Indexing Join Inputs for Fast Queries and Maintenance
Wenhui Lyu, Goetz Graefe
TL;DR
The paper tackles the long-standing tension between fast query processing and low-maintenance intermediate storage for joins. It proposes the merged index, a proxy-store that interleaves two single-table indexes to support all join types while enabling non-blocking query processing and efficient incremental maintenance, and demonstrates it can be implemented on $B$-trees or log-structured merge-forests. Through extensive experiments on a binary join using TPC-C data, the merged index achieves query performance on par with materialized join views and maintenance efficiency comparable to traditional indexes, with only modest space overhead and natural compression of join results.
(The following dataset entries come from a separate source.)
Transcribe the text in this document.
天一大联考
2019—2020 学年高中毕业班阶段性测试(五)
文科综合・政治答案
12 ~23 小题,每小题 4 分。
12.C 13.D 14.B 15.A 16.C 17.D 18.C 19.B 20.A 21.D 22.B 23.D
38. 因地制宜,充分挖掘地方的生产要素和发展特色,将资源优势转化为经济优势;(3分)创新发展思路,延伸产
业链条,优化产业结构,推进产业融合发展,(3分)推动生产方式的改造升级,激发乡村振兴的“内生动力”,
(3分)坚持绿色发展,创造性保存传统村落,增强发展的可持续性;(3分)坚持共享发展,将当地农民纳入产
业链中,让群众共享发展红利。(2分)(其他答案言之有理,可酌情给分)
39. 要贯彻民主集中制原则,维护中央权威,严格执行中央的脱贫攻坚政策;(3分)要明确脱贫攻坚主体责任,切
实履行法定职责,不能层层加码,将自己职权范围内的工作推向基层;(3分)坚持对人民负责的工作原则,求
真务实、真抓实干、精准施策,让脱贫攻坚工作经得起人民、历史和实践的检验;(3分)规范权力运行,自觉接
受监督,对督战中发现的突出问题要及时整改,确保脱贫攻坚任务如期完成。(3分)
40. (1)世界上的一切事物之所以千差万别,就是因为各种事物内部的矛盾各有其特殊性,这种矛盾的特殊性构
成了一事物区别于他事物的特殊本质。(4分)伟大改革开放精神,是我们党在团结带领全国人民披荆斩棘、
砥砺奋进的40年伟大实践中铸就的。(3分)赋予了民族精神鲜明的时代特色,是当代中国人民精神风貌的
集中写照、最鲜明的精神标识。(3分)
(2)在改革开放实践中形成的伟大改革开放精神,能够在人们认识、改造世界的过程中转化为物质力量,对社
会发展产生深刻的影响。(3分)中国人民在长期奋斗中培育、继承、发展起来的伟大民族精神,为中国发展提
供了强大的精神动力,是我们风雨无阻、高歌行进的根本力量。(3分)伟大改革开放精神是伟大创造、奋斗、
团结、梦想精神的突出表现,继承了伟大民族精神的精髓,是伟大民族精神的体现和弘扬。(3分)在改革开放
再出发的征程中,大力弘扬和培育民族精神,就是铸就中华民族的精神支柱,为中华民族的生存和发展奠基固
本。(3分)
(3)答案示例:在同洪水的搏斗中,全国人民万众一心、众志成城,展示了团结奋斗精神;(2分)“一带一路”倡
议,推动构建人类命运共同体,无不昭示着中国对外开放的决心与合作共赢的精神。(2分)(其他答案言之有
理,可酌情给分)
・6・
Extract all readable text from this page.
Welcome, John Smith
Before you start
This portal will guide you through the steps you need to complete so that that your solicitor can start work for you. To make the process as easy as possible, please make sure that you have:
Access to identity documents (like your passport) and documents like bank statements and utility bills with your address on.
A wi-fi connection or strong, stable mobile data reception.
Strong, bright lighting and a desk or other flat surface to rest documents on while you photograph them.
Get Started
The findings suggest the merged index is a practical, industrially viable storage primitive that combines the strengths of traditional indexes and materialized views for scalable, non-blocking database query processing.
Abstract
In database systems, joins are often expensive despite many years of research producing numerous join algorithms. Precomputed and materialized join views deliver the best query performance, whereas traditional indexes, used as pre-sorted inputs for merge joins, permit very efficient maintenance. Neither traditional indexes nor materialized join views require blocking phases, in contrast to query-time sorting and transient indexes, e.g., hash tables in hash joins, that impose high memory requirements and possibly spill to temporary storage. Here, we introduce a hybrid of traditional indexing and materialized join views. The *merged index* can be implemented with traditional b-trees, permits high-bandwidth maintenance using log-structured merge-forests, supports all join types (inner joins, all outer joins, all semi joins), and enables non-blocking query processing. Experiments across a wide range of scenarios confirm its query performance comparable to materialized join views and maintenance efficiency comparable to traditional indexes.